Dinleyen yoksa, çalgısı yük olur.

Aklına ne yanık bir nağme gelir,

Ne de on parmağını çalgı çalarken oynatası gelir.” diyor Mevlana.

– Mesaj alınmıştır. Kadın kocasından iltifat görmezse, hiçbir maharetini ortaya dökmez, diyorsunuz.

– Kadınlar için alaka, sevgi demektir. O senin hayat arkadaşın ve iltifatını en çok hak eden kişi. Kadınların evlenme sebebi bir erkeğin sevgisine olan ihtiyaçlarındandır, yoksa babalarının evinde aç kaldıkları için değil. Bir erkek kadının karnını ne kadar doyurursa doyursun, sevgiden mahrum bırakıyorsa, aç bırakıyor demektir.

esinle alakadar ol

– Şirin bu dediklerinize “psikolojik şiddet” diyor.

– Evet, bence de “şiddet” bu. Şiddet deyince akla hep dayak gelir; ama kadın psikolojisi göz önüne alındığında, bir erkeğin kadını ihmal etmesi daha ağır bir şiddettir. “Hissî şiddet” kadın ruhunu yaralar; fiziki şiddet ise bedenini. Kadın için ruhunun yaralanması daha ağırdır.

– Kadınlar “Benimle alakadar olmuyorsun!” derken aslında tam olarak ne demek istiyorlar?

– Bana zaman ayır, demek istiyor. Kadınların konuşma ve paylaşma ihtiyacı çoktur. Bir erkek her akşam karısına kısa da olsa hususi zaman ayırmalı, onu dinlemeli, onunla konuşmalıdır. İnsanlar “televizyon” denilen “aile düşmanı” sayesinde harala gürele yaşayıp gidiyorlar.

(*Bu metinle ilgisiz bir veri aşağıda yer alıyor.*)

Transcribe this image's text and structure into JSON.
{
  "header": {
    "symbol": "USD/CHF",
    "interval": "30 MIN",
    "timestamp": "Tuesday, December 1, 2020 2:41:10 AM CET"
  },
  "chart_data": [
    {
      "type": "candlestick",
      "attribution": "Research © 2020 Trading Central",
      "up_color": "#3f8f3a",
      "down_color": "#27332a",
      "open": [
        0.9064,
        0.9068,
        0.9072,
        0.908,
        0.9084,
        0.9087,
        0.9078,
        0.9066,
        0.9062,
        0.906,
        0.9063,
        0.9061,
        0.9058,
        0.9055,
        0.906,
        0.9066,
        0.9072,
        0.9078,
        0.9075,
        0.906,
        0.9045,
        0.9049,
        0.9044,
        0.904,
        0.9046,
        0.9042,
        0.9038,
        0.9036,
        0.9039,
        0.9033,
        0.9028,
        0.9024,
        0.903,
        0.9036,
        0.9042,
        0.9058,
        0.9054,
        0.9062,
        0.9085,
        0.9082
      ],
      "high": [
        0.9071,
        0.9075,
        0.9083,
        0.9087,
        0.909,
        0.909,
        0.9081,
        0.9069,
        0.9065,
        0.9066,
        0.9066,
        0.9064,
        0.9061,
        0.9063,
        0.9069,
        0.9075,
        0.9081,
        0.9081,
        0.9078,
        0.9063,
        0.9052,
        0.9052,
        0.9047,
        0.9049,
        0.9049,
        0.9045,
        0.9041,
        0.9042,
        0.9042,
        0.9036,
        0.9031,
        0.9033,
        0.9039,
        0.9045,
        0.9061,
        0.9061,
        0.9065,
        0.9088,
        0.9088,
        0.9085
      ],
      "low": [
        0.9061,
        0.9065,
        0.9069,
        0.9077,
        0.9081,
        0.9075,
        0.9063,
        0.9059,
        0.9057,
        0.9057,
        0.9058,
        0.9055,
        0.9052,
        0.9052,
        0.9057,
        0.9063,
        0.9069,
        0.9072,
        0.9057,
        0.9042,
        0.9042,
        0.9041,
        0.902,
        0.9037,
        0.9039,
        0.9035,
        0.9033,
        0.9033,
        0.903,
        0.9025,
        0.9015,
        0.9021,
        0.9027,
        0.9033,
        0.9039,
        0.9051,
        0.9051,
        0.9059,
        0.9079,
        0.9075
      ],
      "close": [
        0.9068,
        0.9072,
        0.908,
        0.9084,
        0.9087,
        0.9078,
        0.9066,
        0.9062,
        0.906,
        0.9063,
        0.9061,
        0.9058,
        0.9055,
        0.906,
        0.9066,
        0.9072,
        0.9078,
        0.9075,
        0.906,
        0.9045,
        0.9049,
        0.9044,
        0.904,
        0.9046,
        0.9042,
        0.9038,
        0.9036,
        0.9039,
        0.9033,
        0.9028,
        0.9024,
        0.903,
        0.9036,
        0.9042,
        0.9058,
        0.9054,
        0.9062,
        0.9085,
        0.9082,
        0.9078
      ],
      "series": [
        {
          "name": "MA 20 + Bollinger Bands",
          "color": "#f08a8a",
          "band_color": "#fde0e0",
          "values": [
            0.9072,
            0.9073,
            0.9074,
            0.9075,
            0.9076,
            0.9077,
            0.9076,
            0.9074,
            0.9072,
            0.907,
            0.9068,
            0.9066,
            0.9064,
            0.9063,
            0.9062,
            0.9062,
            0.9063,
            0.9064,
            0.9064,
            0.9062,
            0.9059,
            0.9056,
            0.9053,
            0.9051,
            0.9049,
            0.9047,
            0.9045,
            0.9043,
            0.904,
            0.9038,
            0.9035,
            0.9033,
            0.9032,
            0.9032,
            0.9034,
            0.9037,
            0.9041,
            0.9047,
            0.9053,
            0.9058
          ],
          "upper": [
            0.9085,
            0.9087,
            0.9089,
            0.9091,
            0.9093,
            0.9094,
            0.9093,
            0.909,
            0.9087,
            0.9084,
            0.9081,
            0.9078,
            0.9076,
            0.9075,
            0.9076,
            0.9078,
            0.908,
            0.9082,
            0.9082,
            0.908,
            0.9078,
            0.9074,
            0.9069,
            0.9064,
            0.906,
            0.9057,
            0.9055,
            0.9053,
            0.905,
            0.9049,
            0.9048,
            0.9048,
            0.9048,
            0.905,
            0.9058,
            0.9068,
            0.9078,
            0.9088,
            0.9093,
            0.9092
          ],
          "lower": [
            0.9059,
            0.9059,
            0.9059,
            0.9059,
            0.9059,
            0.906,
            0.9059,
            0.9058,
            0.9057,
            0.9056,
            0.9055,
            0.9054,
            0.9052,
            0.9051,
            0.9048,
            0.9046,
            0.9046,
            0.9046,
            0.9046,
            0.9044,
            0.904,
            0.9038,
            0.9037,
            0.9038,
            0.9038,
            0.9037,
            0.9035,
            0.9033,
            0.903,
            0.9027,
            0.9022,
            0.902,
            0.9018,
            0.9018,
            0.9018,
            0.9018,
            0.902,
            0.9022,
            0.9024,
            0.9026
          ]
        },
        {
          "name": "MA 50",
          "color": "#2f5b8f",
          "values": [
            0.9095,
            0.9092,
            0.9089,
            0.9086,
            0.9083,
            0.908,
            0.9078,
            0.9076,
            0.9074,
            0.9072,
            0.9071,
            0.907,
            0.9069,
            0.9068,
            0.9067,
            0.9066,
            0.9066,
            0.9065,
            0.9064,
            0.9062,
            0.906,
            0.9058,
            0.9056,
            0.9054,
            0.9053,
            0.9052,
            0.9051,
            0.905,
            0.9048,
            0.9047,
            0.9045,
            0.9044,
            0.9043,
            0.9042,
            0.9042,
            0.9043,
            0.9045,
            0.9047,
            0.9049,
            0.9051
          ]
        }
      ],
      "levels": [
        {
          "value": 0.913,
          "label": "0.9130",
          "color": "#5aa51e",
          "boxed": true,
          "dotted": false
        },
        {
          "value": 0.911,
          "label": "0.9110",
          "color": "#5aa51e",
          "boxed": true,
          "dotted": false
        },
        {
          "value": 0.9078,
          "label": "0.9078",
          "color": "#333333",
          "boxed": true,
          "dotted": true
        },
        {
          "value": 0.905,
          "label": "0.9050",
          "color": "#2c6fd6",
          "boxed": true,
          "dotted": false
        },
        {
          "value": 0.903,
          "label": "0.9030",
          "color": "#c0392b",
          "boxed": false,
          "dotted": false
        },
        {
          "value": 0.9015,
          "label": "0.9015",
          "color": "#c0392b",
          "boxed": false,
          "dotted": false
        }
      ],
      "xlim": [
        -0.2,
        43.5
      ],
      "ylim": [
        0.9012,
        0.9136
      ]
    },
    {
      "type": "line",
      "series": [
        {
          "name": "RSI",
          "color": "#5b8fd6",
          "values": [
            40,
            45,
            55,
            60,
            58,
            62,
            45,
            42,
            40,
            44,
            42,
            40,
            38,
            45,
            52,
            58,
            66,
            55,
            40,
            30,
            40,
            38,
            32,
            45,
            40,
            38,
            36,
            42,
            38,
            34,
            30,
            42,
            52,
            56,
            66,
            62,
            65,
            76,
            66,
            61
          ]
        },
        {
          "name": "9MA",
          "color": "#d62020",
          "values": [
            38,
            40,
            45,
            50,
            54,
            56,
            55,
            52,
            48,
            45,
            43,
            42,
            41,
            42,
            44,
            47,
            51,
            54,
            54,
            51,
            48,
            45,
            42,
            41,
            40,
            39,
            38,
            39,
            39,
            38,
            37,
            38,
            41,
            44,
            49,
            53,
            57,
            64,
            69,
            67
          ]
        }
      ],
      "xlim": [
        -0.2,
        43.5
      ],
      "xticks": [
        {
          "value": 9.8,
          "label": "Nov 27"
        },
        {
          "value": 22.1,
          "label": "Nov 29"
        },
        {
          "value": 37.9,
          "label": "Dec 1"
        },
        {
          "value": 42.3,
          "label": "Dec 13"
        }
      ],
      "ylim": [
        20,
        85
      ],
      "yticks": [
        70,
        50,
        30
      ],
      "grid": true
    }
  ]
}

Erkek işten geliyor, yemeğini yiyor, biraz habere bakayım, memlekette neler olmuş, diye açtığı televizyonun karşısında saatlerce kalıyor. Haberler bitiyor, spor haberleri, haber programları başlıyor. Bu arada babasının alakasına ihtiyacı olan çocuklara “Gürültü yapmayın!” diye kızıyor. Çay ve meyve getiren karısının yüzüne bile bakmıyor. Onunla sohbet etmeye çalışan karısına, gözünü televizyondan ayırmadan kısa kısa cevaplar veriyor. Kadın da bakıyor bir muhabbet yok, diğer odaya gidip dizi film seyrediyor.

– Benim televizyonla pek aram yok. Akşamları biraz İnternet’e takılıyorum.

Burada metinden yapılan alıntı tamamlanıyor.